Home » Fall Costa Rica Program Offers Students New Elective Courses and Longer Rural Practicum Experience

Fall Costa Rica Program Offers Students New Elective Courses and Longer Rural Practicum Experience

Fall Costa Rica Program Offers Students New Elective Courses and Longer Rural Practicum Experience April 6, 2013
Go to ACM Notes

Students on ACM’s Costa Rica: Language, Society, & the Environment program this fall will have new options in choosing elective courses, including one taught by a prominent Costa Rican writer, as well as an expanded practicum experience in which they immerse themselves in the daily life of a rural community outside the capital city of San José, where the program is centered.

Fall 2012 ACM Costa Rica programFall 2012 ACM Costa Rica program students, faculty, and staff at the ACM Center in San José.

Two of the new courses, one focused on health care and the other on education, will join Neotropical Biodiversity and Conservation, taught by Program Director Chris Vaughan, to give students a choice among three semester-length electives. Spanish is the language of instruction, as it is throughout the program’s curriculum.

“Public education, public health, and world-famous conservation are three topics that students are very interested in when they come to Costa Rica,’ Vaughan noted.

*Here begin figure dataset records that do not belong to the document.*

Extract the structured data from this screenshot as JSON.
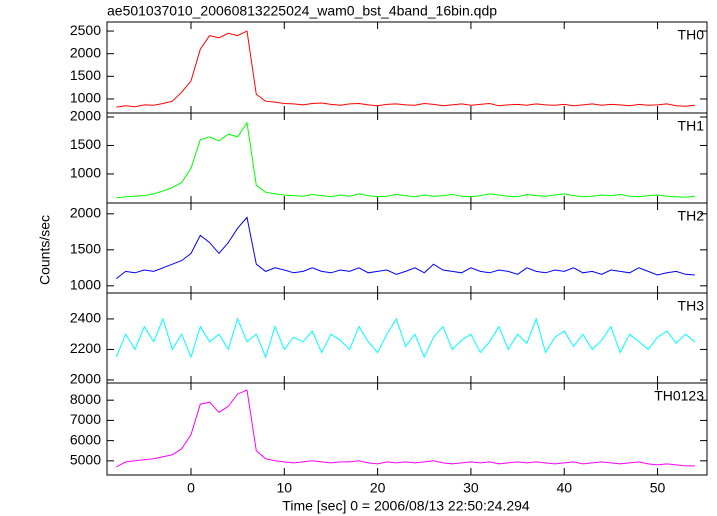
{
  "chart_data": [
    {
      "type": "line",
      "title": "ae501037010_20060813225024_wam0_bst_4band_16bin.qdp",
      "label": "TH0",
      "color": "#ff0000",
      "x": [
        -8,
        -7,
        -6,
        -5,
        -4,
        -3,
        -2,
        -1,
        0,
        1,
        2,
        3,
        4,
        5,
        6,
        7,
        8,
        9,
        10,
        11,
        12,
        13,
        14,
        15,
        16,
        17,
        18,
        19,
        20,
        21,
        22,
        23,
        24,
        25,
        26,
        27,
        28,
        29,
        30,
        31,
        32,
        33,
        34,
        35,
        36,
        37,
        38,
        39,
        40,
        41,
        42,
        43,
        44,
        45,
        46,
        47,
        48,
        49,
        50,
        51,
        52,
        53,
        54
      ],
      "values": [
        820,
        850,
        830,
        870,
        860,
        900,
        950,
        1150,
        1400,
        2100,
        2400,
        2350,
        2450,
        2400,
        2500,
        1100,
        950,
        930,
        900,
        890,
        870,
        900,
        910,
        880,
        860,
        890,
        900,
        870,
        850,
        880,
        890,
        870,
        860,
        900,
        880,
        850,
        870,
        890,
        860,
        880,
        900,
        850,
        870,
        880,
        860,
        890,
        870,
        860,
        880,
        850,
        870,
        890,
        860,
        880,
        870,
        850,
        880,
        860,
        870,
        890,
        850,
        840,
        860
      ],
      "xlim": [
        -9,
        55.3
      ],
      "xticks": [
        0,
        10,
        20,
        30,
        40,
        50
      ],
      "ylim": [
        690,
        2700
      ],
      "yticks": [
        1000,
        1500,
        2000,
        2500
      ]
    },
    {
      "type": "line",
      "label": "TH1",
      "color": "#00ff00",
      "x": [
        -8,
        -7,
        -6,
        -5,
        -4,
        -3,
        -2,
        -1,
        0,
        1,
        2,
        3,
        4,
        5,
        6,
        7,
        8,
        9,
        10,
        11,
        12,
        13,
        14,
        15,
        16,
        17,
        18,
        19,
        20,
        21,
        22,
        23,
        24,
        25,
        26,
        27,
        28,
        29,
        30,
        31,
        32,
        33,
        34,
        35,
        36,
        37,
        38,
        39,
        40,
        41,
        42,
        43,
        44,
        45,
        46,
        47,
        48,
        49,
        50,
        51,
        52,
        53,
        54
      ],
      "values": [
        580,
        600,
        610,
        620,
        650,
        700,
        760,
        850,
        1100,
        1600,
        1650,
        1580,
        1700,
        1650,
        1900,
        800,
        680,
        650,
        630,
        620,
        610,
        640,
        620,
        600,
        630,
        610,
        650,
        620,
        600,
        610,
        640,
        620,
        600,
        630,
        610,
        620,
        640,
        610,
        600,
        620,
        650,
        630,
        610,
        600,
        640,
        620,
        610,
        630,
        650,
        620,
        600,
        610,
        630,
        620,
        640,
        610,
        600,
        620,
        630,
        610,
        600,
        590,
        610
      ],
      "xlim": [
        -9,
        55.3
      ],
      "xticks": [
        0,
        10,
        20,
        30,
        40,
        50
      ],
      "ylim": [
        490,
        2070
      ],
      "yticks": [
        1000,
        1500,
        2000
      ]
    },
    {
      "type": "line",
      "label": "TH2",
      "color": "#0000ff",
      "ylabel": "Counts/sec",
      "x": [
        -8,
        -7,
        -6,
        -5,
        -4,
        -3,
        -2,
        -1,
        0,
        1,
        2,
        3,
        4,
        5,
        6,
        7,
        8,
        9,
        10,
        11,
        12,
        13,
        14,
        15,
        16,
        17,
        18,
        19,
        20,
        21,
        22,
        23,
        24,
        25,
        26,
        27,
        28,
        29,
        30,
        31,
        32,
        33,
        34,
        35,
        36,
        37,
        38,
        39,
        40,
        41,
        42,
        43,
        44,
        45,
        46,
        47,
        48,
        49,
        50,
        51,
        52,
        53,
        54
      ],
      "values": [
        1100,
        1200,
        1180,
        1220,
        1200,
        1250,
        1300,
        1350,
        1450,
        1700,
        1600,
        1450,
        1600,
        1800,
        1950,
        1300,
        1200,
        1250,
        1220,
        1180,
        1200,
        1250,
        1200,
        1180,
        1220,
        1200,
        1250,
        1180,
        1200,
        1220,
        1160,
        1200,
        1250,
        1180,
        1300,
        1220,
        1200,
        1180,
        1250,
        1200,
        1180,
        1220,
        1200,
        1160,
        1250,
        1200,
        1180,
        1220,
        1200,
        1250,
        1180,
        1200,
        1160,
        1220,
        1200,
        1180,
        1250,
        1200,
        1150,
        1180,
        1200,
        1160,
        1150
      ],
      "xlim": [
        -9,
        55.3
      ],
      "xticks": [
        0,
        10,
        20,
        30,
        40,
        50
      ],
      "ylim": [
        900,
        2150
      ],
      "yticks": [
        1000,
        1500,
        2000
      ]
    },
    {
      "type": "line",
      "label": "TH3",
      "color": "#00ffff",
      "x": [
        -8,
        -7,
        -6,
        -5,
        -4,
        -3,
        -2,
        -1,
        0,
        1,
        2,
        3,
        4,
        5,
        6,
        7,
        8,
        9,
        10,
        11,
        12,
        13,
        14,
        15,
        16,
        17,
        18,
        19,
        20,
        21,
        22,
        23,
        24,
        25,
        26,
        27,
        28,
        29,
        30,
        31,
        32,
        33,
        34,
        35,
        36,
        37,
        38,
        39,
        40,
        41,
        42,
        43,
        44,
        45,
        46,
        47,
        48,
        49,
        50,
        51,
        52,
        53,
        54
      ],
      "values": [
        2150,
        2300,
        2200,
        2350,
        2250,
        2400,
        2200,
        2300,
        2150,
        2350,
        2250,
        2300,
        2200,
        2400,
        2250,
        2300,
        2150,
        2350,
        2200,
        2280,
        2250,
        2320,
        2180,
        2300,
        2260,
        2200,
        2350,
        2250,
        2180,
        2300,
        2400,
        2220,
        2300,
        2150,
        2280,
        2350,
        2200,
        2260,
        2300,
        2180,
        2250,
        2350,
        2200,
        2300,
        2240,
        2400,
        2180,
        2280,
        2320,
        2220,
        2300,
        2200,
        2260,
        2350,
        2180,
        2300,
        2250,
        2200,
        2280,
        2320,
        2240,
        2300,
        2250
      ],
      "xlim": [
        -9,
        55.3
      ],
      "xticks": [
        0,
        10,
        20,
        30,
        40,
        50
      ],
      "ylim": [
        1980,
        2570
      ],
      "yticks": [
        2000,
        2200,
        2400
      ]
    },
    {
      "type": "line",
      "label": "TH0123",
      "color": "#ff00ff",
      "xlabel": "Time [sec] 0 = 2006/08/13 22:50:24.294",
      "x": [
        -8,
        -7,
        -6,
        -5,
        -4,
        -3,
        -2,
        -1,
        0,
        1,
        2,
        3,
        4,
        5,
        6,
        7,
        8,
        9,
        10,
        11,
        12,
        13,
        14,
        15,
        16,
        17,
        18,
        19,
        20,
        21,
        22,
        23,
        24,
        25,
        26,
        27,
        28,
        29,
        30,
        31,
        32,
        33,
        34,
        35,
        36,
        37,
        38,
        39,
        40,
        41,
        42,
        43,
        44,
        45,
        46,
        47,
        48,
        49,
        50,
        51,
        52,
        53,
        54
      ],
      "values": [
        4700,
        4950,
        5000,
        5050,
        5100,
        5200,
        5300,
        5600,
        6300,
        7800,
        7900,
        7400,
        7700,
        8300,
        8500,
        5500,
        5100,
        5000,
        4950,
        4900,
        4950,
        5000,
        4950,
        4900,
        4950,
        4950,
        5000,
        4900,
        4850,
        4950,
        4900,
        4950,
        4900,
        4950,
        5000,
        4900,
        4850,
        4900,
        4950,
        4900,
        4950,
        4850,
        4900,
        4950,
        4900,
        4950,
        4900,
        4850,
        4900,
        4950,
        4850,
        4900,
        4950,
        4900,
        4850,
        4900,
        4950,
        4850,
        4800,
        4850,
        4800,
        4750,
        4750
      ],
      "xlim": [
        -9,
        55.3
      ],
      "xticks": [
        0,
        10,
        20,
        30,
        40,
        50
      ],
      "ylim": [
        4300,
        8850
      ],
      "yticks": [
        5000,
        6000,
        7000,
        8000
      ]
    }
  ]
}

The changes in the curriculum will provide a range of opportunities for students to explore those subjects, both in the classroom and during the rural practicum.

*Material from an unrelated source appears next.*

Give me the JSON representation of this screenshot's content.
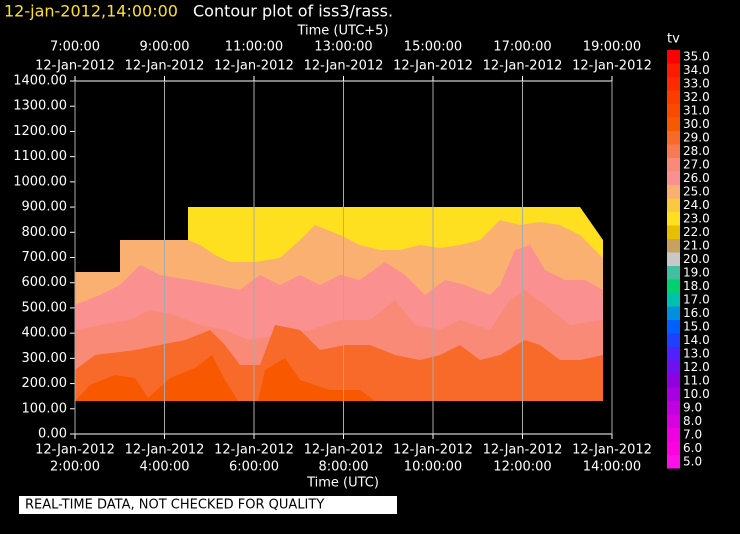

The two new courses offered in the fall are:

  • Comparative Health Care in Costa Rica:  The Socialized System, Traditional Medicine, and Alternative Medical Practices

Students will focus on the current practice and future possibilities of three main types of medical practice in Costa Rica – universal health care as part of the country’s system of social security, the traditional or natural medicine practiced in rural communities, and alternatives to Western medicine, particularly acupuncture and homeopathy.

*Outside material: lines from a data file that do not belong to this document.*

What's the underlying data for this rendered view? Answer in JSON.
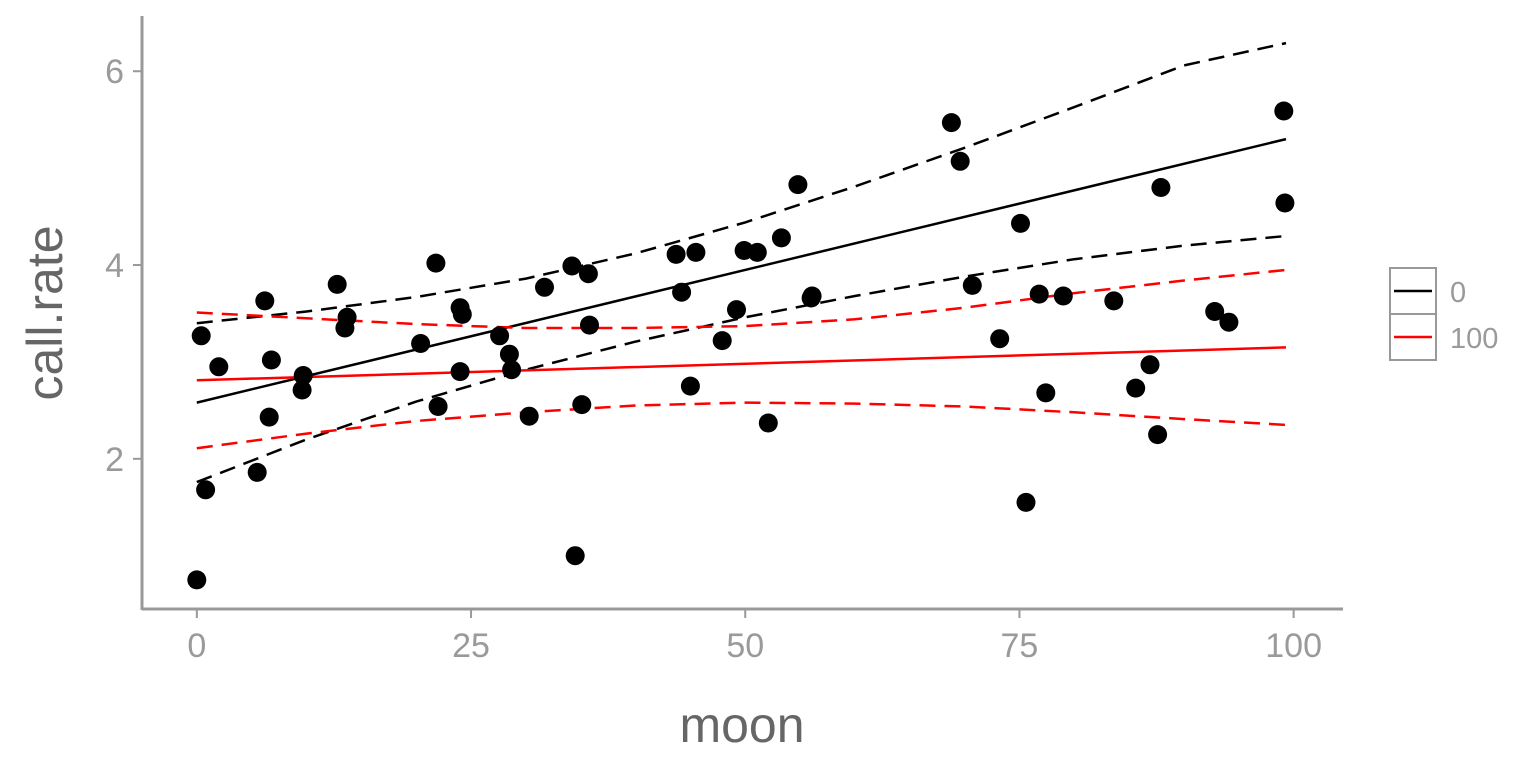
{
  "chart_data": {
    "type": "scatter",
    "title": "",
    "xlabel": "moon",
    "ylabel": "call.rate",
    "xlim": [
      -5,
      104.5
    ],
    "ylim": [
      0.45,
      6.57
    ],
    "xticks": [
      0,
      25,
      50,
      75,
      100
    ],
    "xtick_labels": [
      "0",
      "25",
      "50",
      "75",
      "100"
    ],
    "yticks": [
      2,
      4,
      6
    ],
    "ytick_labels": [
      "2",
      "4",
      "6"
    ],
    "grid": false,
    "legend_position": "right",
    "points": [
      {
        "x": 0.0,
        "y": 0.75
      },
      {
        "x": 0.4,
        "y": 3.27
      },
      {
        "x": 0.8,
        "y": 1.68
      },
      {
        "x": 2.0,
        "y": 2.95
      },
      {
        "x": 5.5,
        "y": 1.86
      },
      {
        "x": 6.2,
        "y": 3.63
      },
      {
        "x": 6.6,
        "y": 2.43
      },
      {
        "x": 6.8,
        "y": 3.02
      },
      {
        "x": 9.6,
        "y": 2.71
      },
      {
        "x": 9.7,
        "y": 2.86
      },
      {
        "x": 12.8,
        "y": 3.8
      },
      {
        "x": 13.5,
        "y": 3.35
      },
      {
        "x": 13.7,
        "y": 3.46
      },
      {
        "x": 20.4,
        "y": 3.19
      },
      {
        "x": 21.8,
        "y": 4.02
      },
      {
        "x": 22.0,
        "y": 2.54
      },
      {
        "x": 24.0,
        "y": 3.56
      },
      {
        "x": 24.0,
        "y": 2.9
      },
      {
        "x": 24.2,
        "y": 3.49
      },
      {
        "x": 27.6,
        "y": 3.27
      },
      {
        "x": 28.5,
        "y": 3.08
      },
      {
        "x": 28.7,
        "y": 2.92
      },
      {
        "x": 30.3,
        "y": 2.44
      },
      {
        "x": 31.7,
        "y": 3.77
      },
      {
        "x": 34.2,
        "y": 3.99
      },
      {
        "x": 34.5,
        "y": 1.0
      },
      {
        "x": 35.1,
        "y": 2.56
      },
      {
        "x": 35.7,
        "y": 3.91
      },
      {
        "x": 35.8,
        "y": 3.38
      },
      {
        "x": 43.7,
        "y": 4.11
      },
      {
        "x": 44.2,
        "y": 3.72
      },
      {
        "x": 45.0,
        "y": 2.75
      },
      {
        "x": 45.5,
        "y": 4.13
      },
      {
        "x": 47.9,
        "y": 3.22
      },
      {
        "x": 49.2,
        "y": 3.54
      },
      {
        "x": 49.9,
        "y": 4.15
      },
      {
        "x": 51.1,
        "y": 4.13
      },
      {
        "x": 52.1,
        "y": 2.37
      },
      {
        "x": 53.3,
        "y": 4.28
      },
      {
        "x": 54.8,
        "y": 4.83
      },
      {
        "x": 56.0,
        "y": 3.66
      },
      {
        "x": 56.1,
        "y": 3.68
      },
      {
        "x": 68.8,
        "y": 5.47
      },
      {
        "x": 69.6,
        "y": 5.07
      },
      {
        "x": 70.7,
        "y": 3.79
      },
      {
        "x": 73.2,
        "y": 3.24
      },
      {
        "x": 75.1,
        "y": 4.43
      },
      {
        "x": 75.6,
        "y": 1.55
      },
      {
        "x": 76.8,
        "y": 3.7
      },
      {
        "x": 77.4,
        "y": 2.68
      },
      {
        "x": 79.0,
        "y": 3.68
      },
      {
        "x": 83.6,
        "y": 3.63
      },
      {
        "x": 85.6,
        "y": 2.73
      },
      {
        "x": 86.9,
        "y": 2.97
      },
      {
        "x": 87.6,
        "y": 2.25
      },
      {
        "x": 87.9,
        "y": 4.8
      },
      {
        "x": 92.8,
        "y": 3.52
      },
      {
        "x": 94.1,
        "y": 3.41
      },
      {
        "x": 99.1,
        "y": 5.59
      },
      {
        "x": 99.2,
        "y": 4.64
      }
    ],
    "series": [
      {
        "name": "0",
        "color": "#000000",
        "fit": [
          [
            0,
            2.58
          ],
          [
            99.3,
            5.3
          ]
        ],
        "ci_upper": [
          [
            0,
            3.4
          ],
          [
            10,
            3.52
          ],
          [
            20,
            3.67
          ],
          [
            30,
            3.86
          ],
          [
            40,
            4.12
          ],
          [
            50,
            4.44
          ],
          [
            60,
            4.81
          ],
          [
            70,
            5.21
          ],
          [
            80,
            5.63
          ],
          [
            90,
            6.06
          ],
          [
            99.3,
            6.29
          ]
        ],
        "ci_lower": [
          [
            0,
            1.76
          ],
          [
            10,
            2.2
          ],
          [
            20,
            2.59
          ],
          [
            30,
            2.92
          ],
          [
            40,
            3.21
          ],
          [
            50,
            3.46
          ],
          [
            60,
            3.68
          ],
          [
            70,
            3.88
          ],
          [
            80,
            4.06
          ],
          [
            90,
            4.2
          ],
          [
            99.3,
            4.3
          ]
        ]
      },
      {
        "name": "100",
        "color": "#ff0000",
        "fit": [
          [
            0,
            2.81
          ],
          [
            99.3,
            3.15
          ]
        ],
        "ci_upper": [
          [
            0,
            3.51
          ],
          [
            10,
            3.45
          ],
          [
            20,
            3.39
          ],
          [
            30,
            3.35
          ],
          [
            40,
            3.35
          ],
          [
            50,
            3.37
          ],
          [
            60,
            3.44
          ],
          [
            70,
            3.56
          ],
          [
            80,
            3.71
          ],
          [
            90,
            3.84
          ],
          [
            99.3,
            3.95
          ]
        ],
        "ci_lower": [
          [
            0,
            2.11
          ],
          [
            10,
            2.26
          ],
          [
            20,
            2.39
          ],
          [
            30,
            2.48
          ],
          [
            40,
            2.55
          ],
          [
            50,
            2.58
          ],
          [
            60,
            2.57
          ],
          [
            70,
            2.54
          ],
          [
            80,
            2.48
          ],
          [
            90,
            2.41
          ],
          [
            99.3,
            2.35
          ]
        ]
      }
    ]
  }
}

  • Politics and Policies of Public Education in Costa Rica

The course will explore the context and development over time of Costa Rica’s education system, the present education policy of the Ministry of Public Education, and educational challenges the nation faces in the years ahead.

Those three electives will be linked to the program’s popular rural practicum experience, when students fan out across Costa Rica to live with host families in small towns and engage in volunteer projects.

“The students love the rural stay,” said Vaughan. “They live with a family, speak Spanish, and get the cultural experience of being a member of a small Costa Rican community on their own, without their classmates.”

Rural staySt. Olaf College student Adam Johnson during his rural stay in the small coastal town of Tárcoles.

Beginning with the 2013 program, the rural stay will be expanded from three to four weeks to enrich its experiential and academic components. Along with their volunteer projects, students will work on assignments and write a report or essay related to the topic of their elective course in the environment, health care, or education.

For example, students taking the education elective might be placed in elementary or secondary schools to teach English as a second language, independently interview local residents to learn about the education system in the local community, and write a report about their findings to present to the rest of the students when they all return to San José.

The other new course this fall, addressing connections between environmental issues and literature, will be one of the three Spanish language electives offered to students during the latter part of the semester.

  • Approaching Latin American Environmental Issues through Literature

Led by renowned Costa Rican writer and activist Ana Cristina Rossi, students will read a variety of literary forms – a short novel, essays, and short stories – and grapple with environmental issues and solutions through presentations, discussions, and writing.

The other language electives are Latin American Rock in Spanish: Voices of Social Criticism, taught by ACM’s Spanish Language Coordinator Mario Morera, and Advanced Grammar & Composition in Spanish.

The program’s curriculum also includes Morera’s Introduction to Costa Rica course, which covers aspects of the nation’s culture and history and incorporates the rural practicum to give students a comparison to the urban experience of San José.

During the first five weeks of the semester, students take the intensive Spanish Grammar, Conversation, & Culture course, and throughout the program go on a variety of field trips, traveling through the country’s varied climatic zones and to both its Pacific and Caribbean coasts.

A direct enrollment option, taking courses alongside Costa Rican undergraduates at the Universidad de Costa Rica (UCR), is open to students with advanced levels of Spanish language proficiency.